Thanks Mark, I had not read the article so that is interesting information. That said, I feel fairly secure since I use VPN 24/7. However, I may indeed take the specified domain approach you noted, if… if... I can get somebody to provide me those URLs!
I take it from your OP that you use some sort of VPN client on your OS? If so, does it have something like a "killswitch", preventing traffic from leaking through the regular gateway in case the tunnel fails? And have you tested for DNS leaks?
For privacy reasons I also prefer to run a VPN 24/7 for a long time. But only in specific subnets. For others, this is not possible or not intended (e.g. my VoIP subnet, or the subnet in which the FireTV sits). First, I had used the client software of the VPN provider. Later, I switched to using OpenVPN (open source). But finally, I wanted it as airtight as possible. Therefore, my router (Supermicro E200-9A, 16GB ECC) runs 30 OpenVPN clients to form a gateway group on pfSense. Subnets that are supposed to use VPN have specific rules to tag their traffic with a VPN flag. A floating rule assures no tagged traffic ever leaves the standard gateway (even if all 30 OpenVPN clients should fail, no traffic would leave the standard gateway). In addition, I have a dedicated DNS resolver (talking directly to the DNS root servers) in its own subnet, sending all of its requests (be it on port 53 or 853) through the VPN gateway group, and therefore preventing DNS leaks.
Basically, my network infrastructure ensures VPN is run 24/7, and my DNS is entirely from within the VPN, without any client having to do anything, no need to start any software and monitor it constantly in fear it might fail...
So, this might be an idea for you, in case you want to make the whole setup more transparent, have less user interaction and no client software on the OS, and hence, less potential for failure.
Anyhow. I never had any issues with MC over VPN. Granted, I don't use Firefox (but MC doesn't use it too, does it?). All works fine, when it needs the internet (which is only when MC is supposed to get Movie & TV info etc. or has to update itself). 99% of the time though, MC does not have any internet access privileges.

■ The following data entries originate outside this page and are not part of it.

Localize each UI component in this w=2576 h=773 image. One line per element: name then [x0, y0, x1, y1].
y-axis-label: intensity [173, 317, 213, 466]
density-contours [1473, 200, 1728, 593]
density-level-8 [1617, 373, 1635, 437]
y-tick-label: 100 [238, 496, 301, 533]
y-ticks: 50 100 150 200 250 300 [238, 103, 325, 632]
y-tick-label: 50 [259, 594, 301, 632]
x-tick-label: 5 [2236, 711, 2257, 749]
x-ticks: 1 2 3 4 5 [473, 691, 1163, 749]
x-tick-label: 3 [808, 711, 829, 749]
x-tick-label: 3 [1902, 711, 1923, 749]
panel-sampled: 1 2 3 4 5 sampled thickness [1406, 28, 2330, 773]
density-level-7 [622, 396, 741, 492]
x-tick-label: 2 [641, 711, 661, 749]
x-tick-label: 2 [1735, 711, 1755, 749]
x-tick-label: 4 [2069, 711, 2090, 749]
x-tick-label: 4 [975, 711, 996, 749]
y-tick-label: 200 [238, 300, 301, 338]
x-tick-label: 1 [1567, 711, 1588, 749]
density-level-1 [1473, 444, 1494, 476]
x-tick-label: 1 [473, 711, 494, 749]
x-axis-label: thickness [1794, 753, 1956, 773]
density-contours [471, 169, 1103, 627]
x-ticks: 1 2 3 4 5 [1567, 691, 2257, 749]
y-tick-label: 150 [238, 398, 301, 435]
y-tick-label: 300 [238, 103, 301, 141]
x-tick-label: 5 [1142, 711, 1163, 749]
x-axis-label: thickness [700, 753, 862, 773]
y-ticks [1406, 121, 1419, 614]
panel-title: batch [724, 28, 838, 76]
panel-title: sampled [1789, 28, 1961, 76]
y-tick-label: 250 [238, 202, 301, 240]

If the Firefox setting affects MC (which uses Edge, if I'm not mistaken), then it should affect other software too. Does it? If it does, then this is not correct in my books. It should point out that it'll make a global change and make the user aware of the potential consequences. And as this is a default setting, it probably just does it during installation, without any opt-in? Not good. At any rate, something's seemingly not really working smoothly on your system's network part. One browser's settings aren't supposed to affect another browser (or other software). The network settings of the OS are the place to do those kind of changes.